The Korean Peninsula was headed for "thermonuclear war" and foreigners should consider leaving South Korea, Pyongyang said yesterday. The United Nations chief warned of a potentially "uncontrollable" situation.
Greeted largely with indifference, yesterday's advice from the North follows a similar warning last week to embassies in Pyongyang - to consider evacuating by April 10 as war may break out.
"The situation on the Korean Peninsula is inching close to a thermonuclear war," the Asia-Pacific Peace Committee said in a statement carried yesterday by the North's official Korean Central News Agency.
Saying it did not want to see foreigners in South Korea "fall victim", the statement urged all foreign institutions, enterprises and tourists "to take measures for shelter and evacuation".
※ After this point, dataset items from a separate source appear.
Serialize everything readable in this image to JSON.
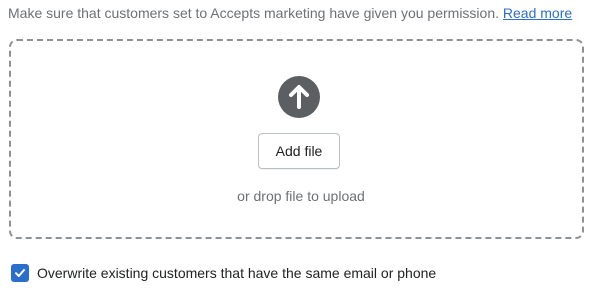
{
  "notice": {
    "text": "Make sure that customers set to Accepts marketing have given you permission.",
    "link_label": "Read more"
  },
  "dropzone": {
    "icon": "upload-arrow-icon",
    "add_file_label": "Add file",
    "drop_hint": "or drop file to upload"
  },
  "overwrite": {
    "checked": true,
    "label": "Overwrite existing customers that have the same email or phone"
  },
  "colors": {
    "accent": "#2c6ecb",
    "icon_fill": "#5c5f62",
    "border": "#8c9196",
    "muted_text": "#6d7175"
  }
}
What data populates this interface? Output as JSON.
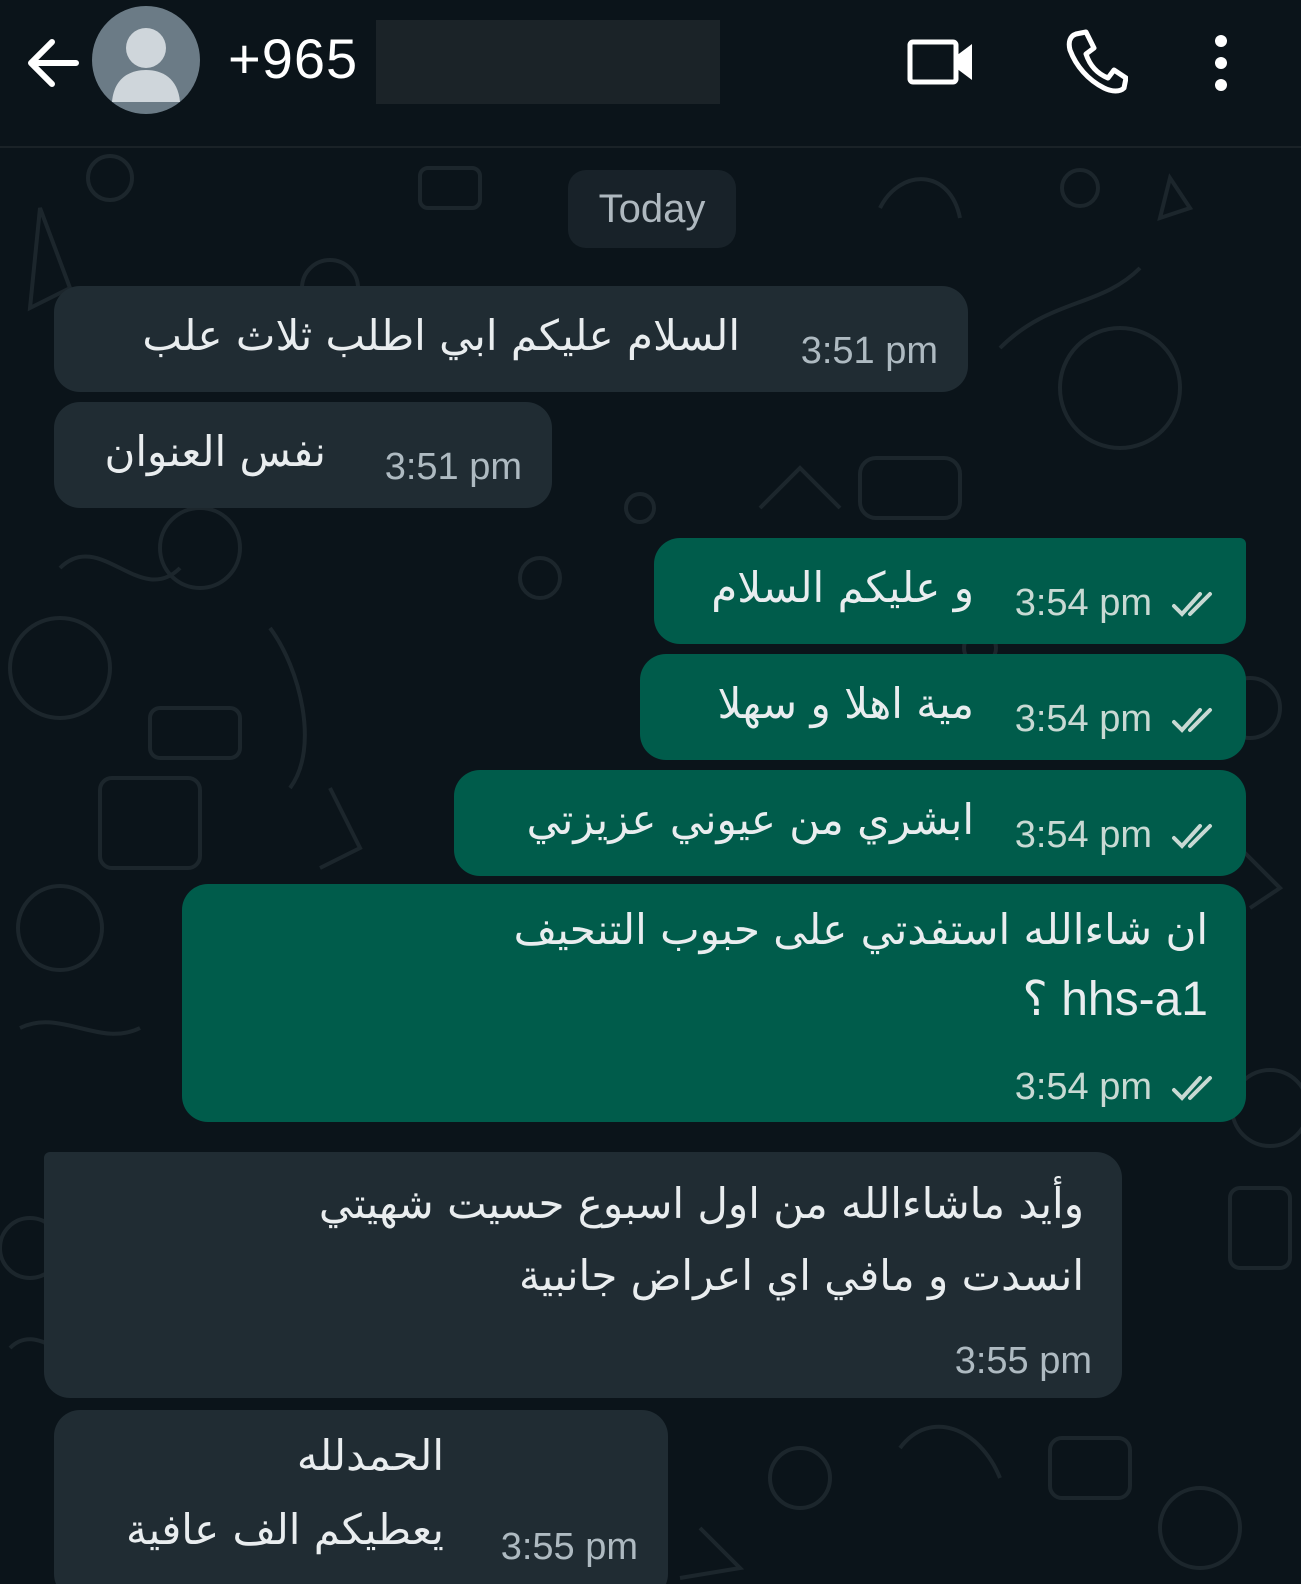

The committee blamed the heightened war risk on the "warmongering US" and its South Korean "puppets" who were intent on invasion.
Admiral Samuel Locklear, the head of US Pacific Command, testifying before the US Senate armed services committee yesterday, was asked if he supported knocking out any missile fired by North Korea.
He told senators: "I would not recommend that." But he would, he said, "certainly recommend" intercepting an incoming missile "if it was in defence of our allies" or the United States.
The "thermonuclear war" threat has been wielded several times in recent months - most recently on March 7 - despite expert opinion that North Korea is nowhere near developing such an advanced nuclear device.
"It is our current assessment that there is no immediate risk to British nationals in South Korea," a British embassy spokesman said, echoing statements by the US, French and other missions.
Last week's warning to embassies in Pyongyang was also largely dismissed as empty rhetoric, with most governments making it clear they had no plans to withdraw personnel.
The South Korean stock market closed slightly up, before the KCNA statement was published.
The Korean Peninsula has been locked in a cycle of escalating military tension since the North's third nuclear test in February, which drew toughened UN sanctions. Pyongyang's bellicose rhetoric has reached fever pitch in recent weeks, with near-daily threats of attacks on US military bases and South Korea in response to continuing South Korean-US military exercises.
The Yonhap news agency yesterday cited South Korean intelligence as saying the North had completed preparations for an expected missile test-launch - possibly to coincide with April 15 celebrations for the birthday of its late founder Kim Il-sung.
Japan said it had deployed Patriot missiles in Tokyo as a pre-emptive defence measure.
UN secretary general Ban Ki-moon said he had spoken to the Chinese leadership to try to calm tensions, and would discuss the issue with US President Barack Obama.